Databus是一个低延迟、可靠的、支持事务的、保持一致性的数据变更抓取系统。由LinkedIn于2013年开源。Databus通过挖掘数据库日志的方式,将数据库变更实时、可靠的从数据库拉取出来,业务可以通过定制化client实时获取变更并进行其他业务逻辑。
现实期望:
计划基于binlog同步,DB到DB,DB到es的管道,实现业务层面上的数据解耦. 以下是前期调研接触到的一些安装、测试环节涉及的一些流程
以下是简单脱敏后的草图,欢迎大家留言指出问题点:
下面是安装调试具体遇到的一些错误情况
Could not resolve all files for configuration ':databus2-relay:databus2-event-producer-mock:compileClasspath'.

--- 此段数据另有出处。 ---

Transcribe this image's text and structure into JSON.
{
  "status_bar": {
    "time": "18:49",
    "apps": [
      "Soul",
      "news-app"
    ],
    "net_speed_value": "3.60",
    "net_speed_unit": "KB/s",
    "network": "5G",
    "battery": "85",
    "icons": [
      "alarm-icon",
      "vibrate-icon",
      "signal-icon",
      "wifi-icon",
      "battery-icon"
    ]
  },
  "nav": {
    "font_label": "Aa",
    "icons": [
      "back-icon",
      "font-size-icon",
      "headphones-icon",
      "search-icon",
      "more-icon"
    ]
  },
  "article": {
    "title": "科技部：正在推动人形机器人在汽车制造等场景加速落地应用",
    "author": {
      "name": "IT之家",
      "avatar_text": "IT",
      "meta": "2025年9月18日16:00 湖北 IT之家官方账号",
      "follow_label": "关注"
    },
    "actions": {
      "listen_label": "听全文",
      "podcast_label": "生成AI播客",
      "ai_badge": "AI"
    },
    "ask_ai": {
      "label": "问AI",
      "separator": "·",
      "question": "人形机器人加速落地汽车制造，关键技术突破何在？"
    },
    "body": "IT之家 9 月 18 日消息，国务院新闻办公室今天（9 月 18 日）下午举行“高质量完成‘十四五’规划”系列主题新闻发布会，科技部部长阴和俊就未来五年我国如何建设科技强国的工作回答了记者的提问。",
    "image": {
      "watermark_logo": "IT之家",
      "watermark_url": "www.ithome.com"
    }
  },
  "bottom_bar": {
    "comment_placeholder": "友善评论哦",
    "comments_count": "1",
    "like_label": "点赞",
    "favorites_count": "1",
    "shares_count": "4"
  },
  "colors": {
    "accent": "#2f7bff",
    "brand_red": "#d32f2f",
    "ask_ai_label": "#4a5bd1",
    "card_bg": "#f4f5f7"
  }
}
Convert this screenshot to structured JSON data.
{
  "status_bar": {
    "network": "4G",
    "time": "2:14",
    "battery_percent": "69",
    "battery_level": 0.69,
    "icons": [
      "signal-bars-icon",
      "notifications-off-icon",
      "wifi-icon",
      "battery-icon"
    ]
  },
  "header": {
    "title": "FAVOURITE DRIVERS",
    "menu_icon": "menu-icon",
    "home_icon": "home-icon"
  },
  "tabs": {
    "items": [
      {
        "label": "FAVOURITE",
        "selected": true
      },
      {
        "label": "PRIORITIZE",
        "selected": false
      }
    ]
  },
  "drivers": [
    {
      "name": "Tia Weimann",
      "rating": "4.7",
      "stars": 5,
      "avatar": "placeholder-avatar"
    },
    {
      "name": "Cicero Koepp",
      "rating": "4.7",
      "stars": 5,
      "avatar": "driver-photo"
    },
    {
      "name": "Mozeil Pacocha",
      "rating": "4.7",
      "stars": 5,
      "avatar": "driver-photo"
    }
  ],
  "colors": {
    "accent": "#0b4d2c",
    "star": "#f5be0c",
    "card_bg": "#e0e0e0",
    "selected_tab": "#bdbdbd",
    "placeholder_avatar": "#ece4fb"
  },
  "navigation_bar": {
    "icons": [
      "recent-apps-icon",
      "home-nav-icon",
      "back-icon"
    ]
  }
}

> Could not find ojdbc6.jar (com.oracle:ojdbc6:11.2.0.2.0).
Searched in the following locations:
file:/Users/wenba/Desktop/tools/databus/databus/sandbox-repo/com/oracle/ojdbc6/11.2.0.2.0/ojdbc6-11.2.0.2.0.jar
解决方式: 下载一个ojdbc6-11.2.0.2.0.jar的jar包放到/Users/wenba/Desktop/tools/databus/databus/sandbox-repo/com/oracle/ojdbc6/11.2.0.2.0/目录下。
Cannot bind to URL rmi://localhost:1099 ServiceUnavailableException
修改: com.linkedin.databus2.core.container.netty.ServerContainer 的 initializeContainerJmx() 方法中加上一句
LocateRegistry.createRegistry(_containerStaticConfig.getJmx().getRmiRegistryPort());
protected void initializeContainerJmx() {
if (_containerStaticConfig.getJmx().isRmiEnabled()) {
try {
JMXServiceURL jmxServiceUrl = new JMXServiceURL(
"service:jmx:rmi://" + _containerStaticConfig.getJmx().getJmxServiceHost() + ":"
+ _containerStaticConfig.getJmx().getJmxServicePort() + "/jndi/rmi://"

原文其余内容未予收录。